There's no physical latch; the screen is held in place with a magnetic strip, making it perfect for grab and go maneuvers. (As a result, though, it wobbles somewhat when you swipe or tap the surface.) I like the ability to remove the screen, but the XPS 18 is tedious to hold on your lap for more than a few minutes at a time. In other words, look for a table to lay it down on.
Like the Tap 20, the XPS 18 offers WiDi hardware and software to wirelessly connect to a display. I used it with a WiDi-ready Netgear NeoTV Max Streaming Player connected to an LG 47LH40 TV; the system stayed connected up to 25 feet away.
On the other hand, the XPS 18 lacks the Tap 20's Near Field Communications (NFC) capability that can ease the setting up of wireless accessories.
Despite its thin profile, the XPS 18 I tested is a powerful computer; it scored a 1,623.6 on PassMark's PerformanceTest 8.0. On the other hand, its Cinebench results were a mixed bag with the XPS 18 scoring 15.37 frames per second on the OpenGL graphics and 2.44 on the processor portion of the benchmark.
In tests, the XPS 18's 4,200mAh battery lasted for 4 hours and 16 minutes on a charge while running constant videos, more than twice as long as the Tap 20's battery.
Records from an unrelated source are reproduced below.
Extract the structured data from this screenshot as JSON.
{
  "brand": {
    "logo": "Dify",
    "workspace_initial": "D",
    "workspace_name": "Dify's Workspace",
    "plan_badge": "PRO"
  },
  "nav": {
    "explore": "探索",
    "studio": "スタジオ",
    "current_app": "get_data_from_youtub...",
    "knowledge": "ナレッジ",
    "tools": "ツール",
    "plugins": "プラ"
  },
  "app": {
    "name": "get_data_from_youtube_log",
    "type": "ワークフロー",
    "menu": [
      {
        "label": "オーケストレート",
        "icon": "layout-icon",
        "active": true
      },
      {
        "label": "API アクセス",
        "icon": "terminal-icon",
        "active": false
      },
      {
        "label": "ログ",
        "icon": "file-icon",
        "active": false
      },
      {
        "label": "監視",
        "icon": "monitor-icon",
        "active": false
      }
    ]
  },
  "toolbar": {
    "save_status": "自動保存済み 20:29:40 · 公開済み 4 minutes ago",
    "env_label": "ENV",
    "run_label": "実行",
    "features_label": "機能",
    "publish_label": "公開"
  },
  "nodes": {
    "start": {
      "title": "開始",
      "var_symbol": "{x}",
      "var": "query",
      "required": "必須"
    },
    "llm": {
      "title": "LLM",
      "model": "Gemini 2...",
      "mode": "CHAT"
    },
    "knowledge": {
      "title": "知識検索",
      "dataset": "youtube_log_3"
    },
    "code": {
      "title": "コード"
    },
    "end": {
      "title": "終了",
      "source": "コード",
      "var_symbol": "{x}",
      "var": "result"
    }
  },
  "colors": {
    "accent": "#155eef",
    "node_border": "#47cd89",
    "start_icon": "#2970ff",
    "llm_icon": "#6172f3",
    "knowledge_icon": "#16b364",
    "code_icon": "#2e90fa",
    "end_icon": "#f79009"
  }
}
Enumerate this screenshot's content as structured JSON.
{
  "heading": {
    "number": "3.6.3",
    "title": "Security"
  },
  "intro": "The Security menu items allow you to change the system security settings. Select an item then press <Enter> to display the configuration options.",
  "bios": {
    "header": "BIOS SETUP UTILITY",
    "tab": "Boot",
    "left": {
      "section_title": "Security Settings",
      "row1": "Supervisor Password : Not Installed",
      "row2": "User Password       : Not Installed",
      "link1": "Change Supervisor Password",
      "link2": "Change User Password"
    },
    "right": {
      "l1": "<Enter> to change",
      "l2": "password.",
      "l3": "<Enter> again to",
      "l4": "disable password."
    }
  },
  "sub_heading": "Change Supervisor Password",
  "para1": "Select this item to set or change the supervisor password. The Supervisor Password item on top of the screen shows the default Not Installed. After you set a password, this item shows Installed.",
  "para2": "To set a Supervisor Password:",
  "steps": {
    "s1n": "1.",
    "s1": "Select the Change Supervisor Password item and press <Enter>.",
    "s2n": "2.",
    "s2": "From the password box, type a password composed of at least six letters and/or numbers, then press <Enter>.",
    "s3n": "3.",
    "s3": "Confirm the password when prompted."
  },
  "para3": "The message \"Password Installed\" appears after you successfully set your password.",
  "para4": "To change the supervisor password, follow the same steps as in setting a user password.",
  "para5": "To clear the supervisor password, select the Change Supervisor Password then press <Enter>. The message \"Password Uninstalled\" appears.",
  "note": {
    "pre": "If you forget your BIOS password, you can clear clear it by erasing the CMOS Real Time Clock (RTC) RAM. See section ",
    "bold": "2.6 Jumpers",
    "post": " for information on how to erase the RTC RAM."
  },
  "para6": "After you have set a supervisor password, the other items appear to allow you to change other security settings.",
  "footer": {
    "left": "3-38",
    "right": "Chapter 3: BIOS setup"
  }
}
On the downside, like so many tablets on the market, the system's battery can't be removed.
The system comes with a one-year warranty that can be extended to three years for $200, FingerTapps Instruments software that lets you play up to four different "instruments" at one time and a 30-day subscription to McAfee's SecurityCenter.
Dell's higher-end XPS 18 models might seem a bit expensive, but it's a small price to pay for an innovative and well-designed system that can assume several different computing profiles.